Drawn by the ‘romanticism’ of small-scale agriculture, people flock to farmers’ markets supporting a wide array of producers.
Romanticism need not obscure the realities of the farm. It can be appropriated in the service of real conversations between growers and consumers. For example, throughout the 2014 growing season, I ran a pick-up site for a local Community Supported Agriculture (CSA) scheme. Once a week, participants in the scheme would come to the host’s parking lot, where I presented the week’s harvest in the most attractive fashion I could manage. In the beginning, I would cheerfully greet each person and tell them about the vegetables, but, as the season progressed, I came to learn the specifics of their lives. After five months, it felt as though we were an actual community of the sort that is often invoked nostalgically. I had cultivated an image that transformed into a meaningful reality.

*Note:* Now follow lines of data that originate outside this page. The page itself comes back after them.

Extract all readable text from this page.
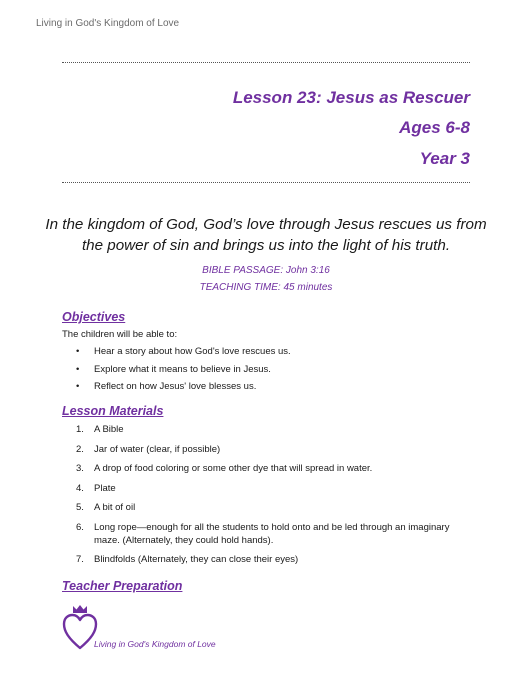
Living in God's Kingdom of Love
Lesson 23: Jesus as Rescuer
Ages 6-8
Year 3
In the kingdom of God, God’s love through Jesus rescues us from the power of sin and brings us into the light of his truth.
BIBLE PASSAGE: John 3:16
TEACHING TIME: 45 minutes
Objectives
The children will be able to:
• Hear a story about how God's love rescues us.
• Explore what it means to believe in Jesus.
• Reflect on how Jesus' love blesses us.
Lesson Materials
1. A Bible
2. Jar of water (clear, if possible)
3. A drop of food coloring or some other dye that will spread in water.
4. Plate
5. A bit of oil
6. Long rope—enough for all the students to hold onto and be led through an imaginary maze. (Alternately, they could hold hands).
7. Blindfolds (Alternately, they can close their eyes)
Teacher Preparation
Living in God's Kingdom of Love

Farmers’ markets are an interesting intersection at the crossroads of the romantic and the real. When I used to stage markets, I would spread out a tablecloth, arrange fresh-cut flowers in a vase, and place every variety of vegetable in woven baskets. Almost in spite of the increasing integration of technology into agriculture, other vendors would scribble their offerings onto chalkboards and rely on antique scales for measurement. Many growers, including me, would wear something presentable (but not too smart) that suggested the possibility of manual labour. As envoys from our respective farms, we made these calculations to cultivate a particular mood, a mood that, in turn, helped with sales.

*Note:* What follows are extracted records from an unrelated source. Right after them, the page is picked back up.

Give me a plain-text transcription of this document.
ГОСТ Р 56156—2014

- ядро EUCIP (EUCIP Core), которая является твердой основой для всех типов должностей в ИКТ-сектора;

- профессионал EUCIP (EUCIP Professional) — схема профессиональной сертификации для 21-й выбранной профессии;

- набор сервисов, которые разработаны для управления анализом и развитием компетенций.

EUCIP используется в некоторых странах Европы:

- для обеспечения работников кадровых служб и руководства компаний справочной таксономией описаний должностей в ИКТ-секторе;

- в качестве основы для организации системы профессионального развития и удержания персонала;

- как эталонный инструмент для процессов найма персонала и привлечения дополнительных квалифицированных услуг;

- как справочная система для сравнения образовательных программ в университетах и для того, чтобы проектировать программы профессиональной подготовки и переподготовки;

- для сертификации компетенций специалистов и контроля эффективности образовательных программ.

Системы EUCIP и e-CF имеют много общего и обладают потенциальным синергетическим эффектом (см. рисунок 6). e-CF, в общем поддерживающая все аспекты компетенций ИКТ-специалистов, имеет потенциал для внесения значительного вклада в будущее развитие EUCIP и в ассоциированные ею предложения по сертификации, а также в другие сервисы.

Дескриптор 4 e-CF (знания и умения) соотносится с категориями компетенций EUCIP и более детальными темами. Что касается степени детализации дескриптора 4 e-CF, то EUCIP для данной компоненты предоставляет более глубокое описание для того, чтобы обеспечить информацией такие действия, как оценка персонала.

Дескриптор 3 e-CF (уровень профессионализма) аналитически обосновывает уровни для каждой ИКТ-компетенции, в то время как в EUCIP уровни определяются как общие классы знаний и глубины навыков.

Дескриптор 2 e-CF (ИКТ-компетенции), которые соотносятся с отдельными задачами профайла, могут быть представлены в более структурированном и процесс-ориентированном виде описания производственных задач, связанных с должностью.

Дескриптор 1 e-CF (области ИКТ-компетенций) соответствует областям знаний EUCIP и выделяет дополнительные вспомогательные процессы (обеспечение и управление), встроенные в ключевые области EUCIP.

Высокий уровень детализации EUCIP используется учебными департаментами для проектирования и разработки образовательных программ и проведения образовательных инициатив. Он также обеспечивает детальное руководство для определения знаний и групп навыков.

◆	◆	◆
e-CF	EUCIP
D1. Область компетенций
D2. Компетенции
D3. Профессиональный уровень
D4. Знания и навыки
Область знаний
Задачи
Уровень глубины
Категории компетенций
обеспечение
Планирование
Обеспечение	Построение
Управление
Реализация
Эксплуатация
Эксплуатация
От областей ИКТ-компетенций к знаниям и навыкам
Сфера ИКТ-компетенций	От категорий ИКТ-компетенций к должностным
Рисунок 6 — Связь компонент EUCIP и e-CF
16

Throughout history, writers, from Wordsworth to Thoreau, have challenged our increasing urbanisation by capturing something of the romantic spirit of the rural. It might even be argued that the urban and the rural romantic are positively correlated: with the rise of the former, comes the resurgence of the latter. Almost implicit in the romantic trope is the assumption that rural life is in decline, a phenomenon that Raymond Williams, the Welsh cultural studies scholar of the twentieth century, might have called the ‘regular slide towards a past tense and a fixed form’. Treating small-scale agriculture as a thing of the past does not make sense for those of us who spend our days caring for animals and tilling fields. While it is worth cautioning that the romantic, when overemphasised, erases the possibility of robust debate about farming, an excess of ‘reality’ also has its consequences.

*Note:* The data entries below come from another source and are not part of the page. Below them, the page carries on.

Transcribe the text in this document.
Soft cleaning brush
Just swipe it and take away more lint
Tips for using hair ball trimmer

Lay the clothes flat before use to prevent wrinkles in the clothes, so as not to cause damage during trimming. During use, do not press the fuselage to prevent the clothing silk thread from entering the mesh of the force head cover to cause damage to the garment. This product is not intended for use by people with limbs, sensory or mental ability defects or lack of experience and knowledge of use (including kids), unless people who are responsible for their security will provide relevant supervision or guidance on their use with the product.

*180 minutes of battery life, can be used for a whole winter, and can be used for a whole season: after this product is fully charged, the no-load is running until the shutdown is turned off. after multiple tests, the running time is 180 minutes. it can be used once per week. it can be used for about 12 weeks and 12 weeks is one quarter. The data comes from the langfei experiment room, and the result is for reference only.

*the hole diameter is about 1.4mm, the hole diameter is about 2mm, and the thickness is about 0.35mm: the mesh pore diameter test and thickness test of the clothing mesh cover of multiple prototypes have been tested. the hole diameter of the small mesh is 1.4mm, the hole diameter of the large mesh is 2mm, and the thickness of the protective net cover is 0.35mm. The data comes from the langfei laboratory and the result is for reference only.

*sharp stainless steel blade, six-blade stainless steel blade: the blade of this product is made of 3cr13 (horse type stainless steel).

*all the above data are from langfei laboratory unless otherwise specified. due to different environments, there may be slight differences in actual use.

Last year, a passionate piece in The New York Times made the claim that ninety-one percent of all farm households rely on multiple sources of income. Production as a stand-alone activity is not – and has never really been – the norm. For today’s farmers, romanticism is a tool that can help develop second and third income streams for their businesses. Income diversification is an increasingly important factor in the financial viability of small farms. So, the prescription to ‘stop romanticising’ the farm is not necessarily a helpful one – our romance with agriculture is part of what helps keep it real.